Nos queda finalmente el pilar Sturzenegger. Después de digerir los muertos de futuros de dólar que dejó Vanoli, el Central está más libre para cumplir sus objetivos de incremento en la cantidad de dinero. Recibe constantes presiones de Prat Gay para bajar la tasa, pero hasta ahora se ha manejado bien y como dije la semana pasada, finalmente los indicadores de Inflación Verdadera señalan que la inflación estaría en el orden del 1,1% mensual.

¿Cómo reaccionará el BCRA al fallo de la Corte? ¿Tomará el camino político de bajar la tasa, o monetizar el aumento en el déficit, para intentar reactivar la economía? ¿O endurecerá su política para compensar el menor ajuste fiscal (ya que a menor ajuste fiscal más presiones de demanda sobre los precios)? Hoy por hoy supongo que Sturzenegger optará por el camino intermedio de no mover la tasa, que por un lado le evitaría ser blanco de más críticas por enfríar la economía, y por el otro le permitiría preservar el único logro que el gobierno hasta ahora tiene para presentar en las elecciones del año entrante.

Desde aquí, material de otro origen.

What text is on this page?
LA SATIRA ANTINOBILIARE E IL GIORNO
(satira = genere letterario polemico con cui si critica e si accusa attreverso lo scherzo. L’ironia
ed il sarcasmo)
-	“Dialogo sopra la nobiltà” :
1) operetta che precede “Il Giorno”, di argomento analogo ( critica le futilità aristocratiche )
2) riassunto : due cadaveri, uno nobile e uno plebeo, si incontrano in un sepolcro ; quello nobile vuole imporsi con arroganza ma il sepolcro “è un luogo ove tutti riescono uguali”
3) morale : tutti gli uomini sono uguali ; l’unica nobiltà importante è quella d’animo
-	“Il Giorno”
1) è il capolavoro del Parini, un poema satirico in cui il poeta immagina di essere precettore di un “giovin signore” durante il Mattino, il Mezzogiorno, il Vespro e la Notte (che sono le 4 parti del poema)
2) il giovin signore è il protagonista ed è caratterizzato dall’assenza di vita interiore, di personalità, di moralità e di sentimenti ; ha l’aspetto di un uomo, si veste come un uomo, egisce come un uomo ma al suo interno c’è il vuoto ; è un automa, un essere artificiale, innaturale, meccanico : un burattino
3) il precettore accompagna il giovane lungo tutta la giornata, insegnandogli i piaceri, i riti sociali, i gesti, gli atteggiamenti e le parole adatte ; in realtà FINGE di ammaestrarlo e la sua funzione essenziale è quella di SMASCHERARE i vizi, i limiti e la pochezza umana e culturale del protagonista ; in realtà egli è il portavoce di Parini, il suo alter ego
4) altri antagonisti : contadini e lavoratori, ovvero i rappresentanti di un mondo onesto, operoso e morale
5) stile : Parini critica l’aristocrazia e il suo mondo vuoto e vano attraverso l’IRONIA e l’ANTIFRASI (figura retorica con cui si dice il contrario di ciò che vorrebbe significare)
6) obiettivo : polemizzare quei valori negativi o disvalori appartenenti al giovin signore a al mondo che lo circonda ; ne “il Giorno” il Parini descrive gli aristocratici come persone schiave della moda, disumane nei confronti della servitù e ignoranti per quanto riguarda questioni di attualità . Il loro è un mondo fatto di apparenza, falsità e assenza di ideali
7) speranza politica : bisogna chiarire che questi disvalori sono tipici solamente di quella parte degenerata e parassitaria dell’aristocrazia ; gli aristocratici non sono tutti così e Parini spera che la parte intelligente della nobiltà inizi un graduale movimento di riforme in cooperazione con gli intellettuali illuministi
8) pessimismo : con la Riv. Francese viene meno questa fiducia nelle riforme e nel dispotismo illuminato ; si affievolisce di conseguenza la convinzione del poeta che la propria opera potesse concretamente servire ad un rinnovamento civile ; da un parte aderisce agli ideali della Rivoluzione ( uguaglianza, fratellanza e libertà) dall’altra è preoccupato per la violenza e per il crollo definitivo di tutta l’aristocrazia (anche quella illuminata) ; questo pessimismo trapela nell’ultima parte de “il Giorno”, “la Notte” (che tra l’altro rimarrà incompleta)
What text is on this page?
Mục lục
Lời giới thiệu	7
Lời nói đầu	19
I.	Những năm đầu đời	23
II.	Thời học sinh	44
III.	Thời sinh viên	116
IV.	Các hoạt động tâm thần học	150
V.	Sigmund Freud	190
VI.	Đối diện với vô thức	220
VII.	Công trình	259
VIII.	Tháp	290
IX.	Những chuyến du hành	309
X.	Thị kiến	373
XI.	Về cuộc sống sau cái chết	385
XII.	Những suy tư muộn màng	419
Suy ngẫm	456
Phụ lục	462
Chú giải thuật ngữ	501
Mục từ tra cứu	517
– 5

En efecto, al votante medio le importan muy poco medidas presentadas con fuegos artificiales mediáticos como la salida del cepo, el pago a los holdouts, o el blanqueo de capitales. Hoy por hoy asocia (negativamente) al gobierno al tarifazo, y el año entrante lo podría asociar (positivamente) a una inflación moderada de aproximadamente 15% anual y con trayectoria descendente. Macri no tiene, ni tendrá, mucho más que mostrar. Al respecto copio unas líneas de una nota de Jorge Fernández Díaz del domingo en La Nación

Es curioso: en otros casos, como el cepo, los holdouts, la relación con los sindicatos y el blanqueo de capitales, Macri se manejó como un político experto; con las tarifas retrocedió a la lógica amateur del CEO y a la religión ingenua del Excel. A lo largo de estos meses, la mayoría social parece haber entendido tres cosas: la energía es escasa y debe pagarse, el congelamiento de las tarifas fue una obra tóxica y nefasta del kirchnerismo, y Cambiemos no ha sabido resolver el problema.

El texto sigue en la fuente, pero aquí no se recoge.